Blumfield Township is a civil township of Saginaw County in the U.S. state of Michigan. As of the 2020 Census, the township population was 1,874.

==History==
Blumfield Township was founded in 1853 by Carl Post and George F. Veenfliet named after Robert Blum. It was the site of one sawmill and several farms around 1880. At that point it had been primarily settled by immigrants from Germany. Most of these immigrants were people who had favored the 1848 reforms and left in the wake of their suppression.

==Communities==
- Arthur, or Blumfield Junction was a small community with a station on a branch of the Michigan Central Railroad. A post office operated as Blumfield Junction from May 31, 1862, to October 20, 1880. It reopened as Arthur and operated from December 1880 until October 1904. It was located on M-15 between the junctions with M-81 to the north and M-83 to the south.
- Blumfield Corners is a small unincorporated community on M-15 at Block Road a few miles northwest of Richville and about a mile east of the junction with M-83 and about a mile north of M-46 at
- Frankentrost (once also called Trostville) is a small unincorporated community at M-46 and Mueller Road a few miles west the junction with M-83 at . It was established in 1847 by a community of Lutheran immigrants from Bavaria.
- The village of Reese is over the eastern boundary in Tuscola County, though some development is in the township.

==Geography==
According to the United States Census Bureau, the township has a total area of 35.6 sqmi, all land.

==Demographics==
As of the census of 2000, there were 2,014 people, 726 households, and 598 families residing in the township. The population density was 56.5 PD/sqmi. There were 757 housing units at an average density of 21.2 /sqmi. The racial makeup of the township was 98.56% White, 0.25% Native American, 0.65% Asian, 0.05% from other races, and 0.50% from two or more races. Hispanic or Latino of any race were 1.59% of the population.

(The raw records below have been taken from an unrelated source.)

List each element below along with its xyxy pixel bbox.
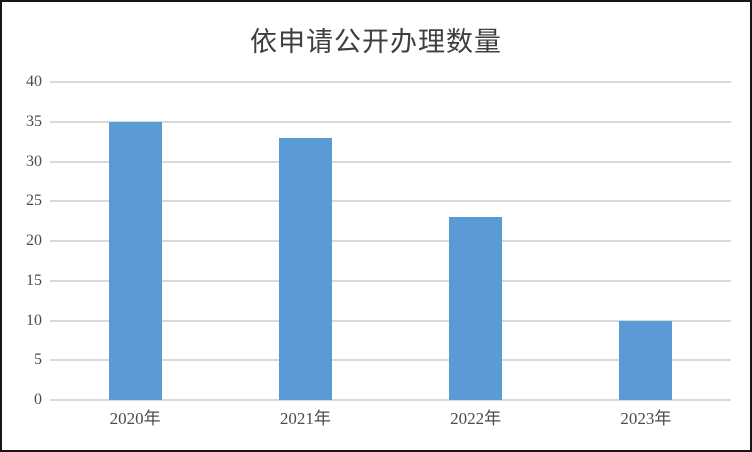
bar-2020年: [108, 121, 162, 400]
y-axis-tick-label: 40: [26, 73, 42, 90]
y-axis-tick-label: 35: [26, 112, 42, 130]
y-axis-tick-label: 15: [26, 271, 42, 289]
gridline: [50, 81, 731, 83]
gridline: [50, 359, 731, 362]
bar-2022年: [449, 217, 503, 400]
gridline: [50, 200, 731, 203]
y-axis-tick-label: 20: [26, 232, 42, 249]
gridline: [50, 279, 731, 282]
plot-area: [50, 81, 731, 401]
y-axis-tick-label: 30: [26, 152, 42, 170]
bar-2023年: [619, 320, 673, 400]
gridline: [50, 120, 731, 123]
y-axis-tick-label: 25: [26, 192, 42, 210]
x-axis-tick-label: 2020年: [109, 409, 161, 428]
gridline: [50, 399, 731, 401]
x-axis-tick-label: 2022年: [450, 409, 502, 428]
y-axis-tick-label: 5: [34, 351, 42, 369]
x-axis-tick-label: 2021年: [279, 409, 331, 428]
gridline: [50, 240, 731, 242]
chart-title: 依申请公开办理数量: [250, 27, 502, 57]
y-axis-tick-label: 0: [34, 391, 42, 408]
x-axis-tick-label: 2023年: [620, 409, 672, 428]
y-axis-tick-label: 10: [26, 311, 42, 329]
gridline: [50, 319, 731, 322]
gridline: [50, 160, 731, 163]
bar-2021年: [278, 137, 332, 400]
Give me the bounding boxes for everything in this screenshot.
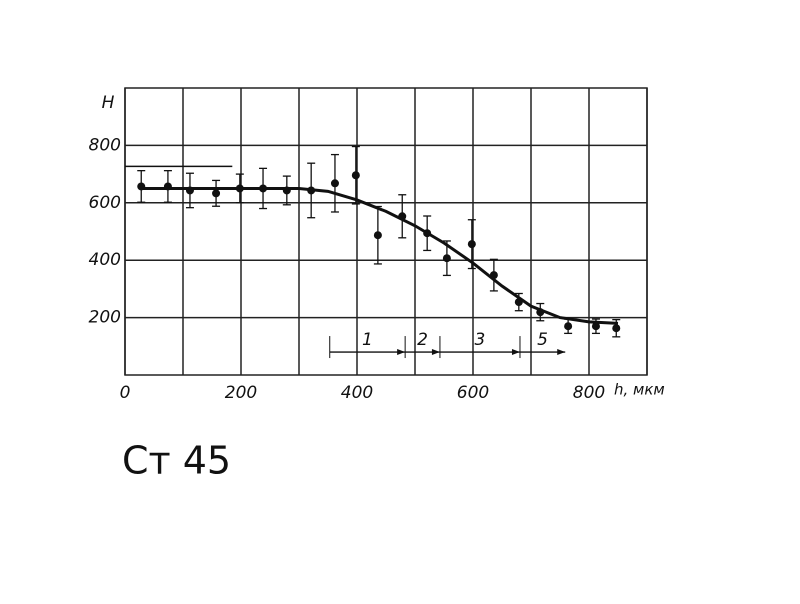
x-axis-label: h, мкм [614, 381, 665, 399]
point [423, 229, 432, 238]
point [591, 322, 600, 331]
y-tick-label: 800 [89, 135, 121, 155]
point [398, 212, 407, 221]
point [489, 271, 498, 280]
x-tick-label: 400 [341, 383, 373, 403]
y-tick-label: 200 [89, 308, 121, 328]
point [612, 324, 621, 333]
point [514, 298, 523, 307]
fit-curve [141, 186, 619, 325]
point [564, 322, 573, 331]
zone-label: 1 [362, 330, 373, 350]
x-tick-label: 200 [225, 383, 257, 403]
point [307, 186, 316, 195]
point [259, 184, 268, 193]
y-tick-label: 400 [89, 250, 121, 270]
zone-label: 5 [537, 330, 548, 350]
zone-label: 2 [417, 330, 428, 350]
point [373, 231, 382, 240]
x-tick-label: 0 [120, 383, 131, 403]
zone-arrowhead [557, 349, 566, 356]
point [467, 240, 476, 249]
point [351, 171, 360, 180]
point [282, 186, 291, 195]
point [536, 308, 545, 317]
zone-arrowhead [431, 349, 440, 356]
point [235, 184, 244, 193]
x-tick-label: 800 [573, 383, 605, 403]
y-tick-label: 600 [89, 193, 121, 213]
x-tick-label: 600 [457, 383, 489, 403]
zone-arrowhead [397, 349, 406, 356]
y-axis-label: H [102, 93, 115, 113]
zone-label: 3 [475, 330, 486, 350]
point [330, 179, 339, 188]
caption: Ст 45 [122, 439, 231, 483]
point [185, 186, 194, 195]
point [212, 189, 221, 198]
point [137, 182, 146, 191]
point [163, 182, 172, 191]
zone-arrowhead [511, 349, 520, 356]
point [442, 254, 451, 263]
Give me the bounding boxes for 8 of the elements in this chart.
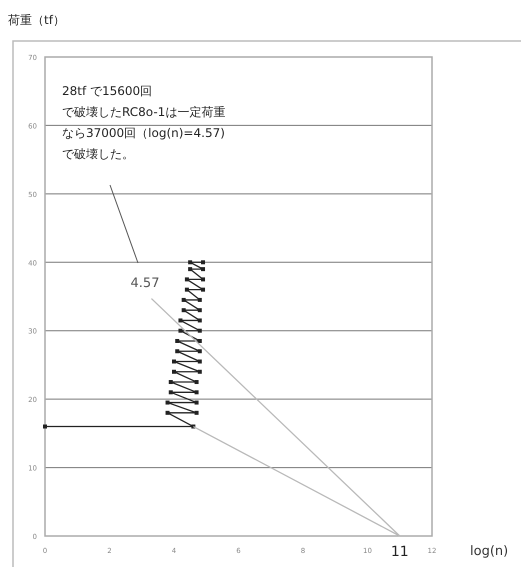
annotation: 4.57 xyxy=(130,276,160,291)
annotation: で破壊した。 xyxy=(62,147,134,161)
x-axis-title: log(n) xyxy=(470,544,508,559)
annotation: 11 xyxy=(390,544,409,560)
y-axis-title: 荷重（tf） xyxy=(8,13,65,27)
annotation: で破壊したRC8o-1は一定荷重 xyxy=(62,105,226,119)
annotation: 28tf で15600回 xyxy=(62,84,152,98)
annotation: なら37000回（log(n)=4.57) xyxy=(62,126,225,140)
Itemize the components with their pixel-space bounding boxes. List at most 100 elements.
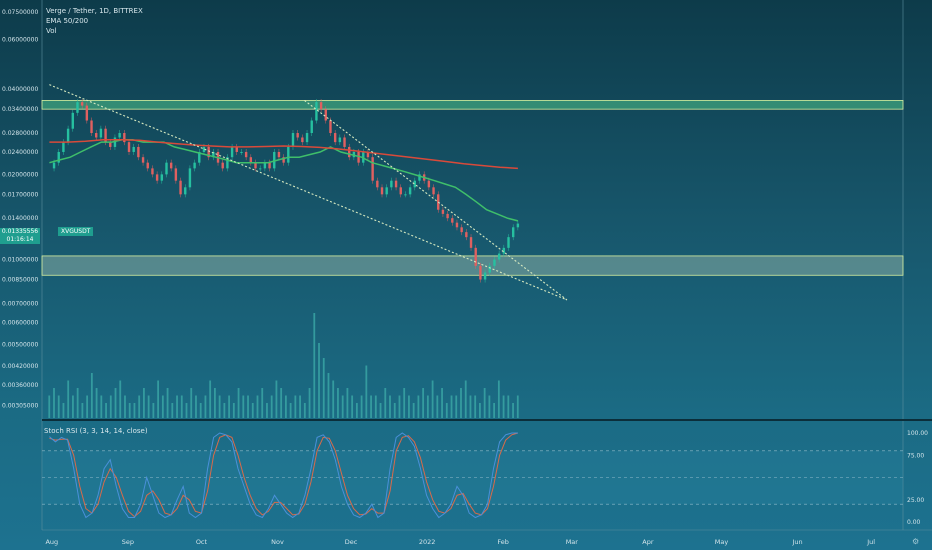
volume-bar xyxy=(308,388,311,418)
candle-body xyxy=(394,180,398,188)
volume-bar xyxy=(417,395,420,418)
time-tick-label: Oct xyxy=(196,538,208,546)
volume-bar xyxy=(105,403,107,418)
volume-bar xyxy=(53,388,55,418)
volume-bar xyxy=(384,388,387,418)
candle-body xyxy=(188,168,192,188)
volume-bar xyxy=(251,403,254,418)
stoch-rsi-title: Stoch RSI (3, 3, 14, 14, close) xyxy=(44,427,148,435)
candle-body xyxy=(179,180,182,195)
volume-bar xyxy=(247,395,249,418)
volume-bar xyxy=(223,403,226,418)
volume-bar xyxy=(441,388,443,418)
volume-bar xyxy=(256,395,259,418)
candle-body xyxy=(76,102,79,113)
candle-body xyxy=(226,157,229,169)
legend-ema: EMA 50/200 xyxy=(46,17,89,25)
candle-body xyxy=(315,102,318,121)
candle-body xyxy=(207,146,210,158)
price-tick-label: 0.07500000 xyxy=(2,9,38,16)
time-tick-label: Apr xyxy=(642,538,654,546)
volume-bar xyxy=(242,395,245,418)
candle-body xyxy=(455,222,459,228)
candle-body xyxy=(109,142,112,147)
candle-body xyxy=(146,162,149,169)
stoch-k-line xyxy=(49,432,518,519)
volume-bar xyxy=(232,403,235,418)
candle-body xyxy=(62,142,65,152)
candle-body xyxy=(305,133,309,143)
volume-bar xyxy=(516,395,519,418)
time-tick-label: Jul xyxy=(866,538,875,546)
volume-bar xyxy=(109,395,112,418)
volume-bar xyxy=(355,403,358,418)
candle-body xyxy=(235,146,238,152)
volume-bar xyxy=(488,395,491,418)
candle-body xyxy=(390,180,393,188)
volume-bar xyxy=(403,388,406,418)
volume-bar xyxy=(474,395,477,418)
volume-bar xyxy=(228,395,230,418)
volume-bar xyxy=(360,395,363,418)
volume-bar xyxy=(100,395,103,418)
ema50-line xyxy=(49,139,519,222)
candle-body xyxy=(479,265,482,280)
volume-bar xyxy=(507,395,510,418)
stoch-band xyxy=(42,450,903,505)
candle-body xyxy=(174,168,178,181)
candle-body xyxy=(287,146,290,163)
volume-bar xyxy=(318,343,320,418)
price-tick-label: 0.00305000 xyxy=(2,402,38,409)
volume-bar xyxy=(464,380,467,418)
volume-bar xyxy=(95,388,98,418)
volume-bar xyxy=(237,388,240,418)
candle-body xyxy=(483,272,487,280)
price-tick-label: 0.00420000 xyxy=(2,363,38,370)
candle-body xyxy=(413,180,417,188)
volume-bar xyxy=(266,403,268,418)
volume-bar xyxy=(157,380,160,418)
settings-gear-icon[interactable]: ⚙ xyxy=(912,537,920,546)
price-tick-label: 0.01000000 xyxy=(2,257,38,264)
volume-bar xyxy=(341,395,344,418)
candle-body xyxy=(441,209,445,214)
candle-body xyxy=(141,157,145,163)
volume-bar xyxy=(57,395,60,418)
candle-body xyxy=(80,102,84,106)
candle-body xyxy=(511,227,515,238)
candle-body xyxy=(399,187,402,195)
chart-legend: Verge / Tether, 1D, BITTREX EMA 50/200 V… xyxy=(46,6,143,36)
candle-body xyxy=(366,151,370,158)
candle-body xyxy=(343,137,346,147)
volume-bar xyxy=(436,395,439,418)
candle-body xyxy=(432,187,435,195)
candle-body xyxy=(263,162,267,169)
candle-body xyxy=(329,120,332,134)
candle-body xyxy=(193,162,196,169)
volume-bar xyxy=(332,380,335,418)
candle-body xyxy=(230,146,234,158)
price-tick-label: 0.00360000 xyxy=(2,382,38,389)
candle-body xyxy=(123,133,126,143)
volume-bar xyxy=(479,403,481,418)
volume-bar xyxy=(199,403,202,418)
candle-body xyxy=(104,128,107,143)
candle-body xyxy=(240,151,243,153)
volume-bar xyxy=(431,380,434,418)
volume-bar xyxy=(185,403,188,418)
candle-body xyxy=(132,146,135,152)
price-tick-label: 0.02000000 xyxy=(2,171,38,178)
candle-body xyxy=(85,105,89,121)
volume-bar xyxy=(289,403,292,418)
support-resistance-zone xyxy=(41,255,904,276)
volume-bar xyxy=(313,313,316,418)
volume-bar xyxy=(322,358,325,418)
volume-bar xyxy=(379,403,382,418)
candle-body xyxy=(277,151,281,158)
volume-bar xyxy=(76,388,79,418)
candle-body xyxy=(165,162,168,175)
price-tick-label: 0.00500000 xyxy=(2,342,38,349)
candle-body xyxy=(151,168,154,175)
candle-body xyxy=(474,247,477,266)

There were 726 households, out of which 36.8% had children under the age of 18 living with them, 75.9% were married couples living together, 4.5% had a female householder with no husband present, and 17.6% were non-families. 14.3% of all households were made up of individuals, and 6.3% had someone living alone who was 65 years of age or older. The average household size was 2.76 and the average family size was 3.08.

In the township the population was spread out, with 26.2% under the age of 18, 6.2% from 18 to 24, 28.4% from 25 to 44, 26.2% from 45 to 64, and 13.0% who were 65 years of age or older. The median age was 39 years. For every 100 females, there were 101.6 males. For every 100 females age 18 and over, there were 97.3 males.

The median income for a household in the township was $53,182, and the median income for a family was $55,750. Males had a median income of $46,875 versus $29,444 for females. The per capita income for the township was $22,514. About 2.5% of families and 3.9% of the population were below the poverty line, including 5.7% of those under age 18 and 4.3% of those age 65 or over.